Beberapa perguruan tinggi sebenarnya telah menerapkan metode rekruitmen dosen yang saya kira cukup baik, yaitu dengan pola magang. Seorang calon dosen baru boleh mendaftar menjadi dosen resmi jika telah magang minimal beberapa semester. Nah, pada saat magang itulah kemampuan dasar seorang dosen diuji dan dipantau. Jika yang bersangkutan hanya bisa mengajar di depan kelas dan tidak bisa menulis karya ilmiah yang baik maka dengan sendirinya gugur. Model ini saya kira bisa digunakan secara umum. Rekruitmen dosen di semua perguruan tinggi harus didahului dengan seleksi untuk magang dan bukan untuk menjadi dosen resmi. Pada tahap berikutnya baru diadakan seleksi untuk dosen resmi. Melalui proses semacam ini maka kemampuan calon-calon dosen bisa diukur.

Kedua, memperketat pengawasan internal di perguruan tinggi. Selama ini pengawasan internal yang ditandai dengan audit internal yang dilakukan setiap tahun lebih banyak diarahkan pada hal-hal yang bersifat administratif. Audit internal ditandai dengan pengisian borang yang jumlanya ratusan lembar. Track record kegiatan ilmiah dosen biasanya hanya diperiksa secara sekilas, bahkan tidak jarang hanya melihat daftar judul saja tanpa melihat bukti fisik. Selama ini terbongkarnya kasus-kasus plagiasi yang melibatkan dosen perguruan tinggi justru dilakukan tanpa kesengajaan dan biasanya yang membongkar kasus tersebut (the whistle blower) justru masyarakat luar kampus. Hal ini menunjukkan bahwa pengawasan terhadap karya ilmiah di dalam kampus amat lemah.

Ketiga, memperketat prosedur kenaikan pangkat dan jabatan pada dosen. Tulisan ilmiah yang dipublikasikan memiliki bobot yang tinggi dalam penilaian kenaikan pangkat, namun karena tidak semua dosen memiliki kemampuan menulis karya ilmiah maka hal ini menjadi titik rawan. Plagiasi sering muncul di sini. Untuk menghindari hal tersebut maka prosedur penilaian tulisan ilmiah harus amat ketat. Tulisan ilmiah yang akan disertakan menjadi persyaratan kenaikan pangkat harus benar-benar telah diuji oleh publik. Paling tidak tulisan itu sudah dipublikasikan dalam jangka waktu yang cukup lama serta meluas sehingga publik tahu otentitas dan orisinalitas karya tersebut.

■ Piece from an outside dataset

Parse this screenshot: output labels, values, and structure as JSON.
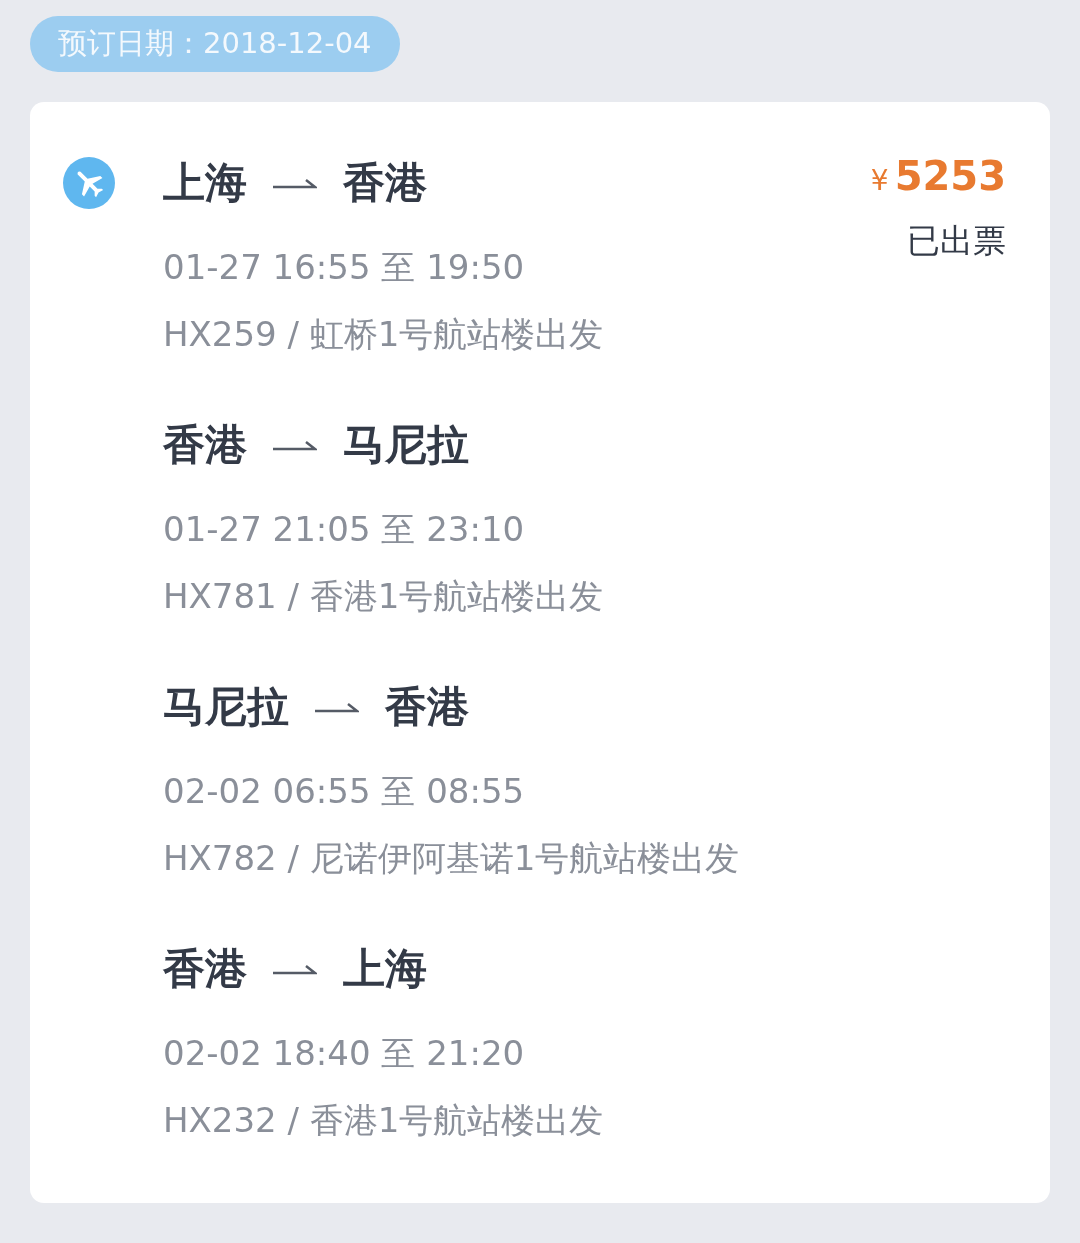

Jika langkah-langkah tersebut bisa dilakukan maka diharapkan tindakan plagiasi di perguruan tinggi bisa dikurangi, bahkan dihilangkan sama sekali. Jika hal tersebut terjadi maka out put pendidikan sebagaimana dibayangkan oleh Johann Amos Comenius bisa kita raih.

*Tulisan sepenuhnya karya Dr. Purnawan Basundoro, S.S., M. Hum. Dosen pada Program Studi Ilmu Sejarah Fakultas Ilmu Budaya Universitas Airlangga.